Catalyst particles, carbon agglomerates supporting the catalyst particles, and a proton conductive material coated on the surface of the agglomerates,
The agglomerate is constituted by secondary aggregation of an aggregate in which carbon domains are primarily aggregated,
The domain is composed of a plurality of crystallites having a basal plane and an edge plane,
A carbon material for a catalyst layer of a fuel cell, wherein a ratio R of crystallites exposed at the edge surface among crystallites exposed on the surface of the domain is 25% or more.   The carbon material according to claim 1, wherein an average particle diameter of the domain is 100 nm or less.   3. The carbon material according to claim 1, wherein an interval between (002) planes of the crystallite is 3.4 to 4.0 mm.   The carbon material according to any one of claims 1 to 3, wherein a size of the crystallite is 7 to 11 mm.   The carbon material according to any one of claims 1 to 4, wherein an average pore diameter of a surface of the domain is 3 to 5 nm.   The carbon material according to any one of claims 1 to 5, wherein an average particle diameter of the aggregate is 250 to 500 nm.
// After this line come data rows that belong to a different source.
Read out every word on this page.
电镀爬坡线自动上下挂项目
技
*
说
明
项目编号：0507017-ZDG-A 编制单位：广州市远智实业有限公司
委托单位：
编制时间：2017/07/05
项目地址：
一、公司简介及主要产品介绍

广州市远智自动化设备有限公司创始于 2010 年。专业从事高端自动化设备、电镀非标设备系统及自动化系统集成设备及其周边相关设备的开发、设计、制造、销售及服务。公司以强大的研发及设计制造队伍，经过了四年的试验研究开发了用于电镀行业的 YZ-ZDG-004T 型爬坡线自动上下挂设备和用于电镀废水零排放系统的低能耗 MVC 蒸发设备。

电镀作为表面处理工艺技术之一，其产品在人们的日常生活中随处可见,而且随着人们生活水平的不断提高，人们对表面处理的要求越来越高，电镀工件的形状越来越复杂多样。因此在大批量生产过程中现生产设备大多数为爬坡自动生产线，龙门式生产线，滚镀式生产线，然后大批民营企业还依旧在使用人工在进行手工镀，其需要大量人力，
The carbon material according to any one of claims 1 to 6, wherein the agglomerate has a BET specific surface area of 700 to 1400 m ² / g. The oxygen permeability coefficient of the proton conductive material is 4 × 10 ⁻¹⁰ cm ³ (STP) / cm · s · Pa or more and 7 × 10 ⁻⁹ cm ³ (STP) / cm · s · Pa or less. The carbon material according to any one of 1 to 7.   The carbon material according to any one of claims 1 to 8, wherein an average thickness of the proton conductive material coated on a surface of the agglomerate is 1 to 50 nm.   10. The carbon material according to claim 1, wherein an amount of the proton conductive material is 110 parts by mass or more and 200 parts by mass or less with respect to 100 parts by mass of the agglomerate. An electrolyte membrane;
A catalyst layer disposed on the main surface of the electrolyte membrane and containing the carbon material according to any one of claims 1 to 10,
A fuel cell comprising: a gas diffusion layer disposed on a main surface opposite to the electrolyte membrane of the catalyst layer.